Aerial view of Durban port. Credit: NPA

A collaboration between maritime and environmental bodies will be conducting studies in South Africa, Indonesia, and Mexico to identify green energy investment opportunities that will facilitate decarbonisation in the shipping industry.

Known as the Getting to Zero Coalition Partnership, the group comprises the Global Maritime Forum, World Economic Forum, Friends of Ocean Action, International Association of Ports and Harbors, Environmental Defense Fund, University College London Energy Institute, and global network P4G.

The goal is to have commercially viable zero-emission vessels operating along deepsea trade routes by 2030 in line with the International Maritime Organization’s (IMO’s) climate change ambitions.

The three countries have been selected for several reasons, said Johannah Christensen, managing director, head of Projects & Programmes, Global Maritime Forum.

First, their geographical location in three different regions – Africa, Latin America, and Asia – increases the direct reach of the Getting to Zero Coalition and, thus, enhances impact. It also allows for formulating responses based on a geographical context, which can then more easily be drawn upon for other countries in the respective regions, she said.

Second, involving developing countries and emerging economies in the decarbonisation of shipping is important for equity reasons. It also ensures momentum is built politically and economically towards making commercially viable zero-emission vessels possible on a global level.

“The three countries selected are important voices in the IMO and other relevant fora, and their proactive engagement in the decarbonisation of shipping would therefore be of considerable importance,” said Christensen.

Third, these are important trading nations and host important ports – Durban is the largest port of Africa while Manzanillo, Mexico, is the third largest in Latin America, and Indonesia is a key shipping hub in the region.
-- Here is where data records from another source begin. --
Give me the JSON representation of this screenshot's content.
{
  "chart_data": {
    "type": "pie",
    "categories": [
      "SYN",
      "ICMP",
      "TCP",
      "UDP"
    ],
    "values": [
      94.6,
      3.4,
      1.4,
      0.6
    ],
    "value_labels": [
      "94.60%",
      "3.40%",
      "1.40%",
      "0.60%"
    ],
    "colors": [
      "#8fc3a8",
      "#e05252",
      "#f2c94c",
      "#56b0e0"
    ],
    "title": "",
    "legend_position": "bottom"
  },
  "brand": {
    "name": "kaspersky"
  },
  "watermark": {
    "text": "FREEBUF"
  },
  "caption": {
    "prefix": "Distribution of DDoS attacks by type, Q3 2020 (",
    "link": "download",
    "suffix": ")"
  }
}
Finally, they have a considerable untapped potential to produce renewable energy, which is vital for producing zero-emission marine fuels based on hydrogen.

“We’re looking at energy and fuels that will allow for zero emission. A key option is electrofuels, such as green ammonia and green hydrogen, produced with renewable energy like solar and wind. The types of energy will depend on the natural endowments of the three countries chosen and their priorities and preferences,” she said.

The studies will last for two years, and the country-specific opportunity reports will be presented towards the end of the project. These will serve as a national blueprint for reducing emissions from shipping and generate examples that can be used for other developing and emerging economies.

Shipping’s decarbonisation is an integral part of the wider energy transition. Marine vessels account for about 4% of global oil demand, making shipping’s green transition both a climate necessity and a trillion-dollar market opportunity to develop the ships and fuels that will drive this transition.

Investment in the land-based energy infrastructure that is required to decarbonise shipping holds the potential to drive substantial development gains. A study by the Energy Transitions Commission and UMAS for the Getting to Zero Coalition Partnership estimates the cumulative infrastructure investment that is needed in the next 20 years for shipping to make the transition to zero-carbon energy sources to be about USD1–1.4 trillion. The land-based infrastructure and production facilities make up about 87% of the total.